Ferdinand wrote:
So, a movie can only be two thirds good, or perhaps one third good? That makes little sense. Why not say 'this movie is good' or 'this movie is bad'?
It's not that the movie is two thirds good or one-thirds good.
It's that there is a spectrum of movie quality. That quality is subjective. For example, an online friend gave Transformers five out of five stars, meaning that on her spectrum of movie value, movies can't get any better than Transformers. I, on the other hand, gave Transformers three out of five stars, meaning I like it better than about half the movies out there but not as much as about half the movies out there. The number of stars is not a discrete count, it is a relative value.
Then the site that keeps track of the stars averages out everyone's personal assessments of quality. If only my friend and I voted on Transformers, the site would say it had four out of five stars because the average of three and five is four. This is how a site can have something like 3.75 because averages don't always come out to whole numbers.

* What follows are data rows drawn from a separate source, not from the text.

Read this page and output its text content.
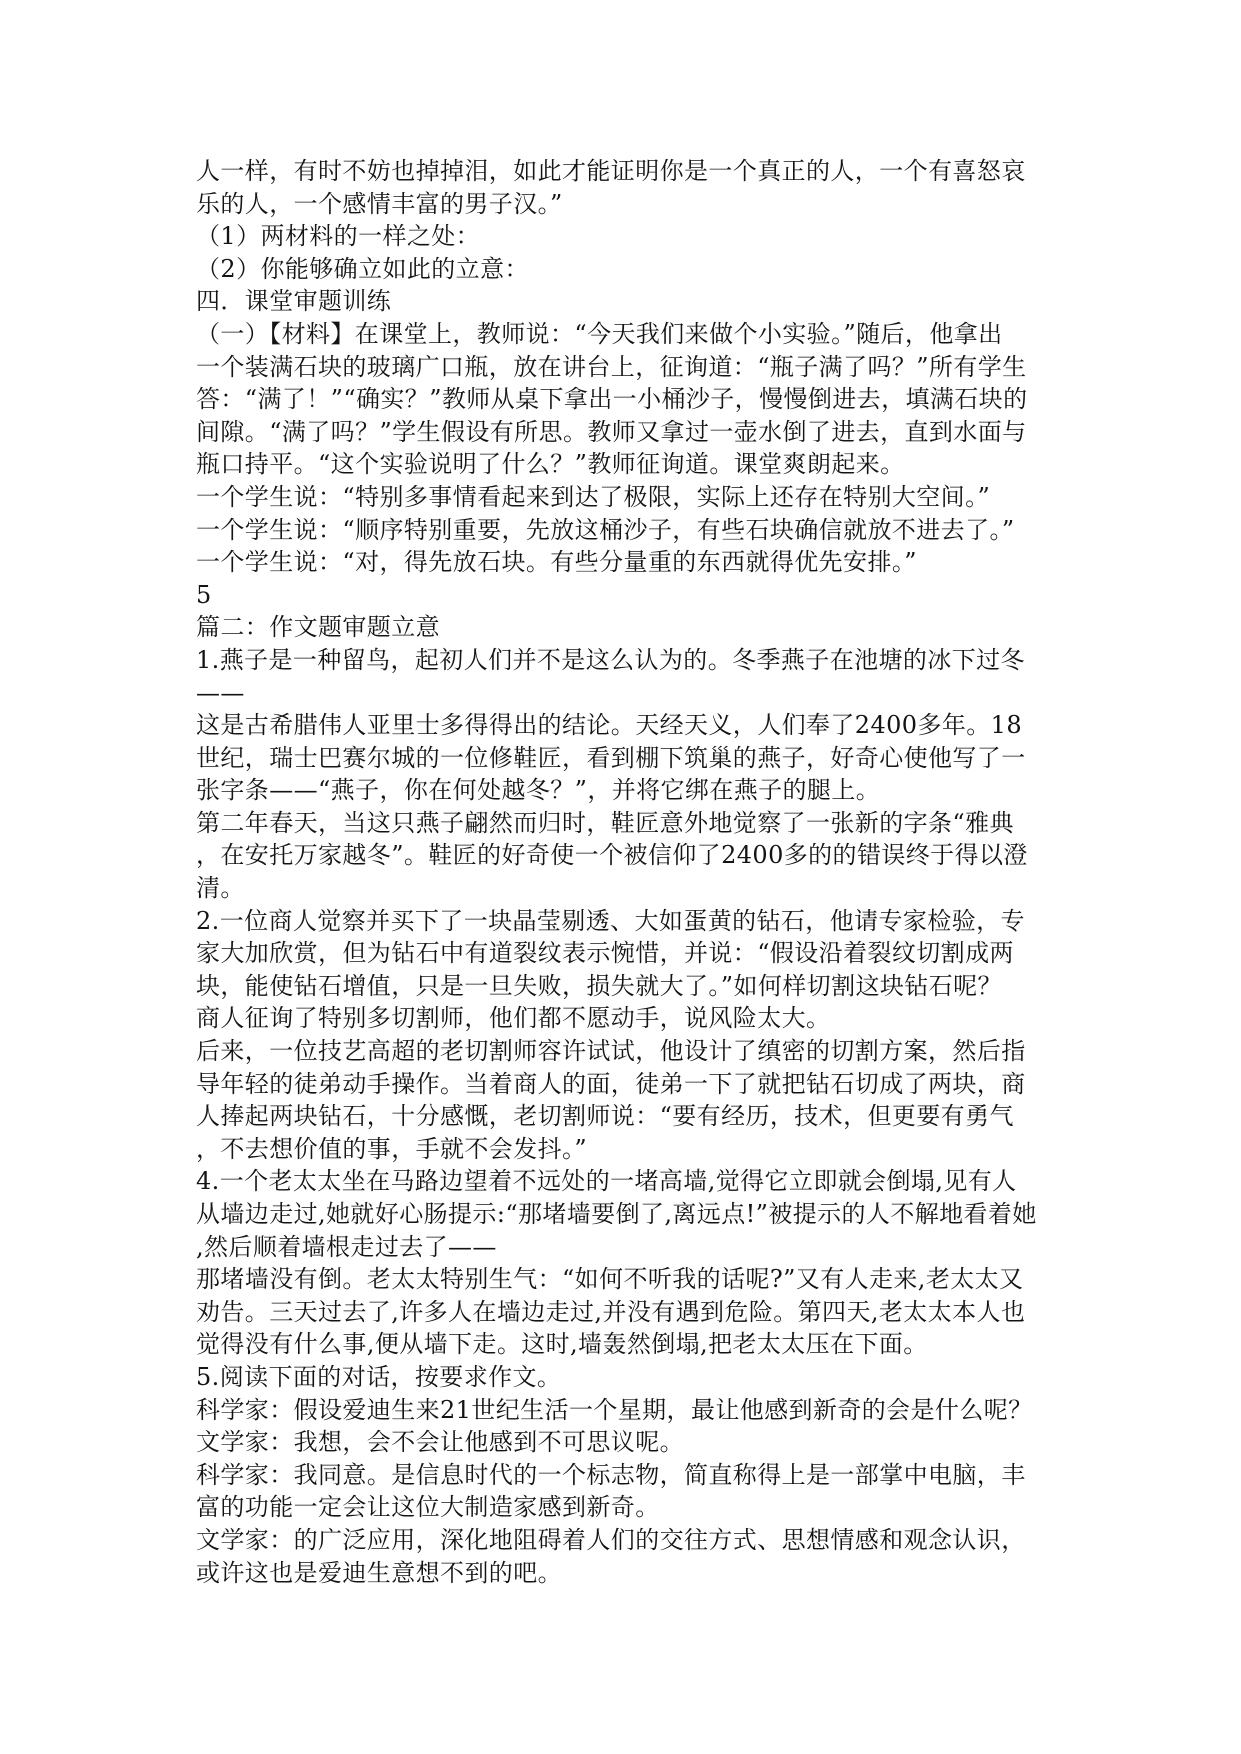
人一样，有时不妨也掉掉泪，如此才能证明你是一个真正的人，一个有喜怒哀
乐的人，一个感情丰富的男子汉。”
（1）两材料的一样之处：
（2）你能够确立如此的立意：
四．课堂审题训练
（一）【材料】在课堂上，教师说：“今天我们来做个小实验。”随后，他拿出
一个装满石块的玻璃广口瓶，放在讲台上，征询道：“瓶子满了吗？”所有学生
答：“满了！”“确实？”教师从桌下拿出一小桶沙子，慢慢倒进去，填满石块的
间隙。“满了吗？”学生假设有所思。教师又拿过一壶水倒了进去，直到水面与
瓶口持平。“这个实验说明了什么？”教师征询道。课堂爽朗起来。
一个学生说：“特别多事情看起来到达了极限，实际上还存在特别大空间。”
一个学生说：“顺序特别重要，先放这桶沙子，有些石块确信就放不进去了。”
一个学生说：“对，得先放石块。有些分量重的东西就得优先安排。”
5
篇二：作文题审题立意
1.燕子是一种留鸟，起初人们并不是这么认为的。冬季燕子在池塘的冰下过冬
——
这是古希腊伟人亚里士多得得出的结论。天经天义，人们奉了2400多年。18
世纪，瑞士巴赛尔城的一位修鞋匠，看到棚下筑巢的燕子，好奇心使他写了一
张字条——“燕子，你在何处越冬？”，并将它绑在燕子的腿上。
第二年春天，当这只燕子翩然而归时，鞋匠意外地觉察了一张新的字条“雅典
，在安托万家越冬”。鞋匠的好奇使一个被信仰了2400多的的错误终于得以澄
清。
2.一位商人觉察并买下了一块晶莹剔透、大如蛋黄的钻石，他请专家检验，专
家大加欣赏，但为钻石中有道裂纹表示惋惜，并说：“假设沿着裂纹切割成两
块，能使钻石增值，只是一旦失败，损失就大了。”如何样切割这块钻石呢？
商人征询了特别多切割师，他们都不愿动手，说风险太大。
后来，一位技艺高超的老切割师容许试试，他设计了缜密的切割方案，然后指
导年轻的徒弟动手操作。当着商人的面，徒弟一下了就把钻石切成了两块，商
人捧起两块钻石，十分感慨，老切割师说：“要有经历，技术，但更要有勇气
，不去想价值的事，手就不会发抖。”
4.一个老太太坐在马路边望着不远处的一堵高墙,觉得它立即就会倒塌,见有人
从墙边走过,她就好心肠提示:“那堵墙要倒了,离远点!”被提示的人不解地看着她
,然后顺着墙根走过去了——
那堵墙没有倒。老太太特别生气：“如何不听我的话呢?”又有人走来,老太太又
劝告。三天过去了,许多人在墙边走过,并没有遇到危险。第四天,老太太本人也
觉得没有什么事,便从墙下走。这时,墙轰然倒塌,把老太太压在下面。
5.阅读下面的对话，按要求作文。
科学家：假设爱迪生来21世纪生活一个星期，最让他感到新奇的会是什么呢？
文学家：我想，会不会让他感到不可思议呢。
科学家：我同意。是信息时代的一个标志物，简直称得上是一部掌中电脑，丰
富的功能一定会让这位大制造家感到新奇。
文学家：的广泛应用，深化地阻碍着人们的交往方式、思想情感和观念认识，
或许这也是爱迪生意想不到的吧。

Once hundreds of people vote on a film, the average starts to have some meaning -- if a film has two stars, it's probably not that good but might be watchable if it's a genre and subject someone tends to like. If a film has 4.9 stars, it's probably terrific and destined to be a classic (or is a classic already.)
So what it means when the movie appears to be "one-third good" is that, on average, people like it better than about a third of the movies they've seen but not as much as about two-thirds of the movies they've seen.